For instance, the fact that trend following does not use market fundamentals, or forecasts based upon such data, should reassure current and prospective investors. These data points are unlikely to be reliable strategy inputs, given the upheaval and uncertain outlook resulting from lockdowns in the world’s largest economies.
And, by ignoring prevailing market narratives and fundamentals, trend-following strategies will be able to maintain contrarian positions that could provide valuable diversification from other strategy allocations in investors’ portfolios.
These benefits do not just relate to the immediate future. As the situation eventually stabilises, the global pandemic will inevitably result in winners and losers across industries and countries. It may be impossible to predict with any certainty the extent to which individual markets will exhibit more trends in the coming years than in recent times. But if the pandemic-inspired economic realignment produces such an environment, trend followers will be well placed to profit.
The information herein does not constitute an offer to sell or the solicitation of an offer to buy any securities.

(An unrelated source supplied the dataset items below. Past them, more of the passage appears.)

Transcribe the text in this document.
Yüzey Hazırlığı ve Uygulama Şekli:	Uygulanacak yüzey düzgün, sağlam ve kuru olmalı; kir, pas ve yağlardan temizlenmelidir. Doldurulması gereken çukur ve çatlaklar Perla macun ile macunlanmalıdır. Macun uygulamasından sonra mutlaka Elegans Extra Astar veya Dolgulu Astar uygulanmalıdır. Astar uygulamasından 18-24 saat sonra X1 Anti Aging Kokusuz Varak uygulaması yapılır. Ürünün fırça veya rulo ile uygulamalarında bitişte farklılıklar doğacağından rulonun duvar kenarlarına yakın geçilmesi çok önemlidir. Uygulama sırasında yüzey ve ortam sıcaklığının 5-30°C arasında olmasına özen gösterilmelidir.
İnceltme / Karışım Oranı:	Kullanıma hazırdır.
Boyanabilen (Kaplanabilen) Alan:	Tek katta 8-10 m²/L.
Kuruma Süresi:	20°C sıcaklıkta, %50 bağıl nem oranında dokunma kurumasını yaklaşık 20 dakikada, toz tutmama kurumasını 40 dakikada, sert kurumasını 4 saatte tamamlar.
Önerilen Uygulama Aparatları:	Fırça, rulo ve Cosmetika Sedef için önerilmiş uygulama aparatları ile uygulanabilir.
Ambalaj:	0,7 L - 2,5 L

This document contains forward-looking statements that are based on current indicators, expectations and assumptions that Winton believes to be reasonable but are subject to a wide range of risks and uncertainties and, therefore, there can be no assurance that actual results will not differ from those expressed or implied by such forward-looking statements. These statements speak only as of the date on which they are made.

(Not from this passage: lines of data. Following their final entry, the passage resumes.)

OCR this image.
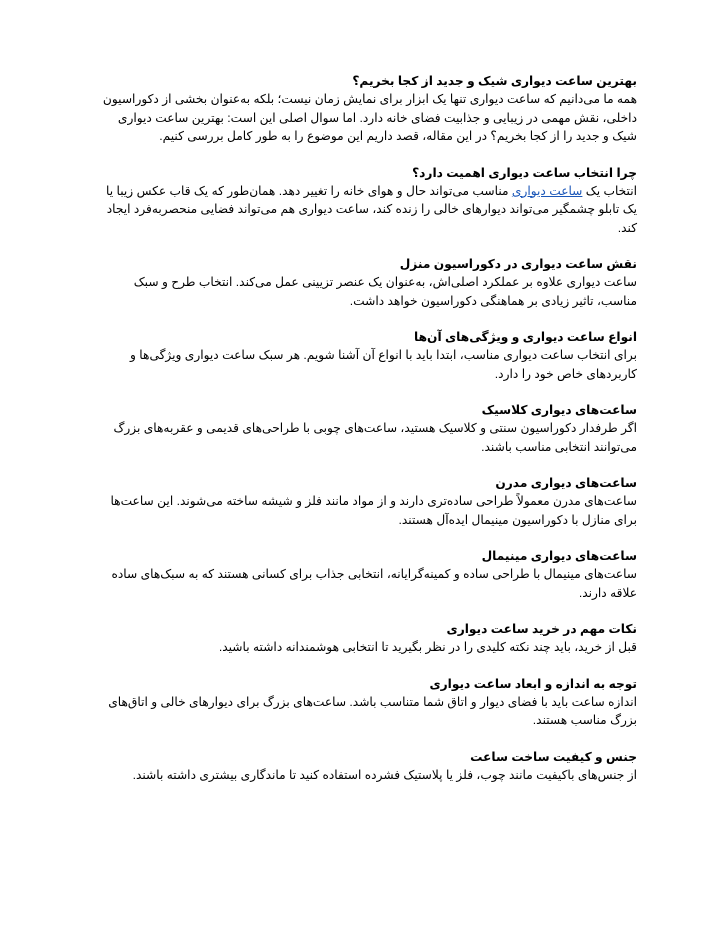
بهترین ساعت دیواری شیک و جدید از کجا بخریم؟

همه ما می‌دانیم که ساعت دیواری تنها یک ابزار برای نمایش زمان نیست؛ بلکه به‌عنوان بخشی از دکوراسیون داخلی، نقش مهمی در زیبایی و جذابیت فضای خانه دارد. اما سوال اصلی این است: بهترین ساعت دیواری شیک و جدید را از کجا بخریم؟ در این مقاله، قصد داریم این موضوع را به طور کامل بررسی کنیم.

چرا انتخاب ساعت دیواری اهمیت دارد؟

انتخاب یک ساعت دیواری مناسب می‌تواند حال و هوای خانه را تغییر دهد. همان‌طور که یک قاب عکس زیبا یا یک تابلو چشمگیر می‌تواند دیوارهای خالی را زنده کند، ساعت دیواری هم می‌تواند فضایی منحصربه‌فرد ایجاد کند.

نقش ساعت دیواری در دکوراسیون منزل

ساعت دیواری علاوه بر عملکرد اصلی‌اش، به‌عنوان یک عنصر تزیینی عمل می‌کند. انتخاب طرح و سبک مناسب، تاثیر زیادی بر هماهنگی دکوراسیون خواهد داشت.

انواع ساعت دیواری و ویژگی‌های آن‌ها

برای انتخاب ساعت دیواری مناسب، ابتدا باید با انواع آن آشنا شویم. هر سبک ساعت دیواری ویژگی‌ها و کاربردهای خاص خود را دارد.

ساعت‌های دیواری کلاسیک

اگر طرفدار دکوراسیون سنتی و کلاسیک هستید، ساعت‌های چوبی با طراحی‌های قدیمی و عقربه‌های بزرگ می‌توانند انتخابی مناسب باشند.

ساعت‌های دیواری مدرن

ساعت‌های مدرن معمولاً طراحی ساده‌تری دارند و از مواد مانند فلز و شیشه ساخته می‌شوند. این ساعت‌ها برای منازل با دکوراسیون مینیمال ایده‌آل هستند.

ساعت‌های دیواری مینیمال

ساعت‌های مینیمال با طراحی ساده و کمینه‌گرایانه، انتخابی جذاب برای کسانی هستند که به سبک‌های ساده علاقه دارند.

نکات مهم در خرید ساعت دیواری

قبل از خرید، باید چند نکته کلیدی را در نظر بگیرید تا انتخابی هوشمندانه داشته باشید.

توجه به اندازه و ابعاد ساعت دیواری

اندازه ساعت باید با فضای دیوار و اتاق شما متناسب باشد. ساعت‌های بزرگ برای دیوارهای خالی و اتاق‌های بزرگ مناسب هستند.

جنس و کیفیت ساخت ساعت

از جنس‌های باکیفیت مانند چوب، فلز یا پلاستیک فشرده استفاده کنید تا ماندگاری بیشتری داشته باشند.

This document contains simulated or hypothetical performance results that have certain inherent limitations. Unlike the results shown in an actual performance record, these results do not represent actual trading. Also, because these trades have not actually been executed, these results may have under- or over-compensated for the impact, if any, of certain market factors, such as lack of liquidity and cannot completely account for the impact of financial risk in actual trading. There are numerous other factors related to the markets in general or to the implementation of any specific trading program which cannot be fully accounted for in the preparation of hypothetical performance results and all of which can adversely affect actual trading results. Simulated or hypothetical trading programs in general are also subject to the fact that they are designed with the benefit of hindsight. No representation is being made that any investment will or is likely to achieve profits or losses similar to those being shown.